Memutuskan apakah satu pengobatan (atau intervensi) adalah pra-ferable yang lain sedang diuji dalam uji klinis tahap III mungkinergantung pada hasil HRQL ketika kelangsungan hidup atau progres-sion bebas hasil tidak menunjukkan perbedaan signifcantantara kelompok perlakuan. Banyak studi fase III Inten-DED untuk menunjukkan diVerences sehubungan dengan hasil utama,misalnya, kelangsungan hidup atau interval bebas perkembangan, dan HRQLhasil yang diberikan sebagai hasil sekunder yang menarik. Sering, bagaimanapun, tidak ada perbedaan yang meyakinkanantara kelompok-kelompok dalam hasil primer. Dalam kasus seperti dif-perbedaan dalam hasil HRQL karena berbeda toksisitasperawatan yang diteliti menjadi pentingHRQL dinilai oleh Rotterdam Gejala Checklistdan Rumah Sakit Kecemasan dan Depresi Skala dalam studi161 dari 280 pasien kemoterapi-nave dengan progresifdan berulang bisa dioperasi atau kanker kolorektal metastatik yangsecara acak baik 5 florouracil dan leucovorin?interferon a-2a [20]. Tidak ada diVerences dalam tumorrespon, tingkat bebas perkembangan dan secara keseluruhan antara kedualengan studi.
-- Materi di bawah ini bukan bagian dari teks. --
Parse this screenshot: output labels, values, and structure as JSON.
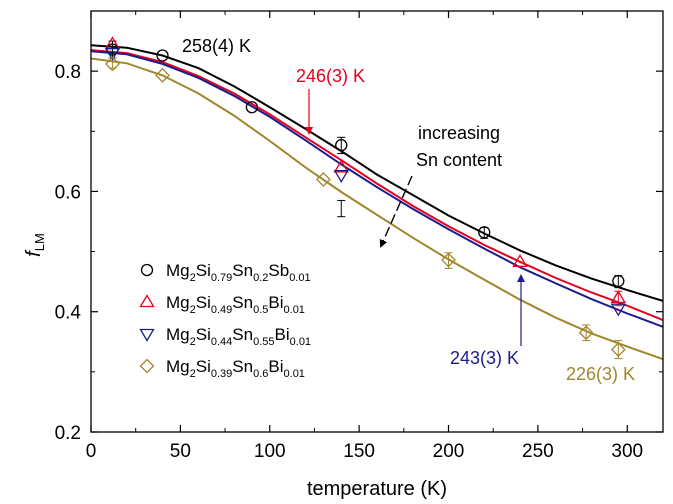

Namun demikian, selama 12 minggu pertamapengobatan, dua kali lebih banyak pasien yang menerima interferon melaporkan penurunan gejala seperti yang dilakukan pasienmenerima 5 fluorouracil saja. Selanjutnya, mereka yang antar-Feron kurang mungkin untuk melaporkan perbaikan dalam pretreatmentskor untuk gejala fisik dan psikologis dibandingkandengan mereka yang tidak menerima interferon. Dengan demikian, interferon tidakmeningkatkan kelangsungan hidup dan memiliki dampak merusak pada gejalaskor. Seharusnya tidak dianjurkan untuk digunakan dalam hal yang samadosis dan jadwal seperti yang digunakan dalam penelitian ini. Salah satu penelitian besar menunjukkan awal HRQL bene ts disatu kelompok pengobatan atas yang lain berada di payudara metastatikkanker [ 21 ] . Perempuan secar acak menerima sikluskemoterapi baik berulang-ulang setiap 3 minggu hingga penyakitkemajuan atau toksisitas menghasilkan ( terapi terus menerus ) , ataumenerima tiga siklus kemoterapi diikuti oleh tidak lebihkemoterapi sampai kambuh atau perkembangan (terapi intermiten ) . A 9 -item linear analog self-assessment ( LASA ) skaladigunakan untuk mengukur HRQL . Hipotesis yang diujiadalahbahwa kelompok terapi intermiten akan memiliki HRQL lebih baikdibandingkan

kelompok terapi terus menerus karena akan adakurang dari beban dari toksisitas pengobatan di bekas . Bertentangan dengan harapan tersebut , kelompok terapi terus menerusmengalami perbaikan dalam 7 dari 9 skala LASA ( denganpengecualian mual dan muntah dan nyeri ) jika dibandingkandengan kelompok terapi intermiten . Selain itu, ketika semuaData dari penelitian ini dianalisis , menjadi jelas bahwa kelangsungan hidup dalam kelompok terapi terus menerus secara signifikan lebih lamadibandingkan dengan kelompok terapi intermiten . Disimpulan bahwaManfaat HRQL lebih besar setelah kemoterapi terus menerusdaripada terapi intermiten .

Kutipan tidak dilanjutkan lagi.